A new kitchen in your home can be an exciting prospect but before you’re ready to enjoy your investment, there are many decisions to be made to ensure you get exactly the right solution for your needs. Build quality and durability should be key criteria for choosing your kitchen – after all, you want your units to look good and perform for many years to come.
Did you know that integrated kitchen design goes back about 100 years? In fact, even for centuries before that, the traditional way of making wooden cabinets was to use the ‘in-frame’ method, whereby a wooden carcass is constructed first, then a door is fitted so it sits perfectly within the frame. In the early 1900s, custom fitted kitchens started using the same methods, producing robust kitchen units that were built to stand the test of time.
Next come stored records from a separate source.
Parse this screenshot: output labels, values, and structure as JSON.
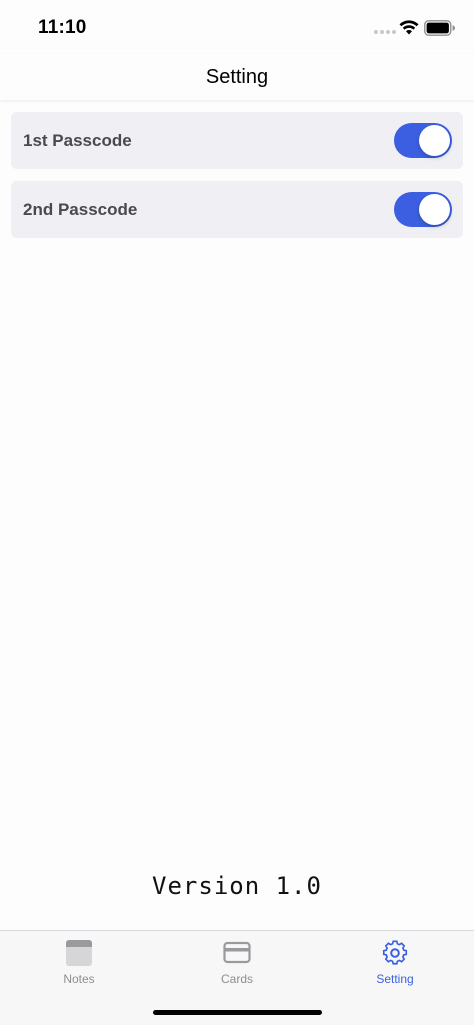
{
  "status_bar": {
    "time": "11:10",
    "icons": [
      "signal-dots-icon",
      "wifi-icon",
      "battery-icon"
    ]
  },
  "nav": {
    "title": "Setting"
  },
  "settings": {
    "items": [
      {
        "label": "1st Passcode",
        "enabled": true
      },
      {
        "label": "2nd Passcode",
        "enabled": true
      }
    ],
    "toggle_on_color": "#3b5fe0"
  },
  "footer": {
    "version": "Version 1.0"
  },
  "tab_bar": {
    "active_color": "#3b5fe0",
    "inactive_color": "#8e8e93",
    "tabs": [
      {
        "label": "Notes",
        "icon": "notes-icon",
        "active": false
      },
      {
        "label": "Cards",
        "icon": "card-icon",
        "active": false
      },
      {
        "label": "Setting",
        "icon": "gear-icon",
        "active": true
      }
    ]
  }
}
It wasn’t until the end of World War II that built-in kitchen design started to really take off. With advances in materials technology making high pressure laminates available, manufacturers were able to produce frameless kitchens that satisfied the growing demand for integrated kitchens in our homes in a variety of modern styles and at a much lower cost.
Take a look at modern kitchens and you’ll find that the doors are typically mounted onto the front of the carcass, with hidden hinges fixed into the chipboard carcass itself. This gives a cleaner, more streamlined look that works well with the modern and contemporary kitchen styles that we have come to know and love.
However, these newer postwar kitchen designs and manufacturing methods also have their drawbacks. While you’re deciding on a new kitchen for your home, now is a good time to remind yourself of the benefits of a traditionally constructed in-frame kitchen.
Source: The Brighton Kitchen Company
· A classically constructed in-frame kitchen has an instantly recognisable design. The cabinet door is enveloped by the frame of the carcass, which conjures up images and associations of traditional, time honoured craftsmanship. With mass produced modern kitchens, doors need period adjustment and can drop over time. However, with in-frame kitchens, the door is contained within the frame rather than sit on top of it, so this problem literally cannot happen.
· In-frame kitchens are perhaps an obvious choice for traditional farmhouse kitchen. In recent years, there’s been a pronounced trends back towards traditional values including quality, durability and longevity, meaning craftsmanship and attention to detail is appreciated more than ever. Whether you prefer classic Shaker styles or contemporary, even minimalist options for your new kitchen, you can find an appropriate in-frame kitchen design that will give you a quality investment you won’t regret.
· Your in-frame kitchen will be constructed as a series of solid wood carcasses, each of which will be glued and screwed for additional strength. The face of the frame should be made of the same materials as the door fronts. Cabinet doors can be made from solid timber or veneered MDF, depending on your budget and style, while drawers should be made from solid wood for maximum durability.
Source: Ideal home
· In-frame doors are typically constructed with traditional mortise and tenon joints, using strong butt hinges that are fixed to the door as well as the solid wooden frame and are a clearly visible feature. This type of construction makes for an extremely strong bond that is unlikely to weaken even with heavy use, and will stand the test of time. Since the door is custom made for the frame, adjustments in position won’t be necessary.
· For best results, make sure that your kitchen supplier prepares the cabinets as far as possible in the workshop, but hand finishes the installation on site. This will ensure that any damages during construction or delivery can be rectified during installation. Painted kitchens should arrive on site pre-primed, ready for the final pain finishes to be applied in situ.